Pelvic floor exercises

The pelvic floor muscles provide structural support to the pelvic organs (the vagina, urethra and rectum). Dysfunction of the pelvic floor may result from disruption of the pelvic anatomy and local nerve supply to the pelvic floor muscles caused by cancer or various cancer treatments. This disruption may lead to problems such as urinary incontinence and sexual arousal difficulties (Candy et al. [40]).
Pelvic floor exercises (Box 27.5) can increase pelvic floor strength and draw blood flow to the pelvic floor, improving circulation. Pelvic floor control can aid in maintaining relaxation of pelvic and vaginal muscles, reducing reflexive tightening (and associated pain) during penetration. Pelvic floor exercises may be prescribed to aid incontinence issues by strengthening the pelvic floor muscles (Goldfarb et al. [115]).
Box 27.5
Pelvic floor exercises
One example of pelvic floor exercises are the Kegel's exercises, named after Arnold Kegel, the gynaecologist who invented them. This exercise involves the voluntary tightening and relaxing of the pubococcygeal muscle close to the vaginal entrance. The muscle surrounds the outer third of the vaginal canal and connects to a sheet of muscle that also fulfils the on/off function for urination and bowel movements. Voluntary control of these muscles can be learned by squeezing to stop urine flow during urination. Once the pubococcygeal muscle has been found, the Kegel's exercise routine of squeezing and relaxing the muscle can be practised daily. A simply routine may involve:
  1. squeezing the pubococcygeal muscle while counting to three
  2. relaxing the muscle as loosely as possible
  3. performing ten Kegels in a row.
It should only take a few minutes to do ten Kegels, and practice will help in sensing the difference between tension and relaxation of the pubococcygeal muscle (Schover [251]).

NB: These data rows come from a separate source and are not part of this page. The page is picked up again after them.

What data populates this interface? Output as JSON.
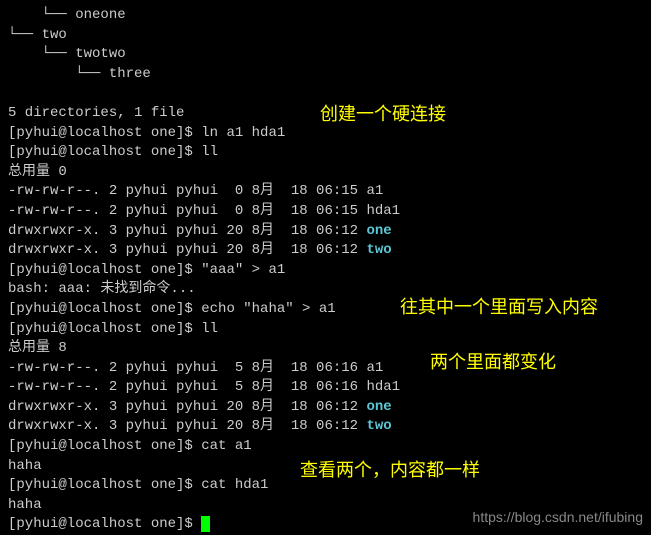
{
  "tree": {
    "l1": "    └── oneone",
    "l2": "└── two",
    "l3": "    └── twotwo",
    "l4": "        └── three"
  },
  "blank": " ",
  "summary": "5 directories, 1 file",
  "p1_prompt": "[pyhui@localhost one]$ ",
  "p1_cmd": "ln a1 hda1",
  "p2_prompt": "[pyhui@localhost one]$ ",
  "p2_cmd": "ll",
  "total0": "总用量 0",
  "ls1_a1": "-rw-rw-r--. 2 pyhui pyhui  0 8月  18 06:15 a1",
  "ls1_hda1": "-rw-rw-r--. 2 pyhui pyhui  0 8月  18 06:15 hda1",
  "ls1_one_pre": "drwxrwxr-x. 3 pyhui pyhui 20 8月  18 06:12 ",
  "ls1_one_dir": "one",
  "ls1_two_pre": "drwxrwxr-x. 3 pyhui pyhui 20 8月  18 06:12 ",
  "ls1_two_dir": "two",
  "p3_prompt": "[pyhui@localhost one]$ ",
  "p3_cmd": "\"aaa\" > a1",
  "bash_err": "bash: aaa: 未找到命令...",
  "p4_prompt": "[pyhui@localhost one]$ ",
  "p4_cmd": "echo \"haha\" > a1",
  "p5_prompt": "[pyhui@localhost one]$ ",
  "p5_cmd": "ll",
  "total8": "总用量 8",
  "ls2_a1": "-rw-rw-r--. 2 pyhui pyhui  5 8月  18 06:16 a1",
  "ls2_hda1": "-rw-rw-r--. 2 pyhui pyhui  5 8月  18 06:16 hda1",
  "ls2_one_pre": "drwxrwxr-x. 3 pyhui pyhui 20 8月  18 06:12 ",
  "ls2_one_dir": "one",
  "ls2_two_pre": "drwxrwxr-x. 3 pyhui pyhui 20 8月  18 06:12 ",
  "ls2_two_dir": "two",
  "p6_prompt": "[pyhui@localhost one]$ ",
  "p6_cmd": "cat a1",
  "out_haha1": "haha",
  "p7_prompt": "[pyhui@localhost one]$ ",
  "p7_cmd": "cat hda1",
  "out_haha2": "haha",
  "p8_prompt": "[pyhui@localhost one]$ ",
  "annotations": {
    "a1": "创建一个硬连接",
    "a2": "往其中一个里面写入内容",
    "a3": "两个里面都变化",
    "a4": "查看两个，内容都一样"
  },
  "watermark": "https://blog.csdn.net/ifubing"
}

Complementary and psychological therapies

Relaxation therapies, acupuncture, cognitive behavioural therapy (CBT) and psychosexual counselling may be considered and may offer improvement for sexual difficulties as a consequence of cancer and cancer treatments (Royal College of Obstetricians and Gynaecologists 2011a). Specifically, the frequency and severity of vasomotor symptoms may be improved with relaxation techniques such as yoga, relaxation massage and mindfulness techniques and evidence‐based complementary therapies such as acupuncture (Candy et al. [40], NICE [197]).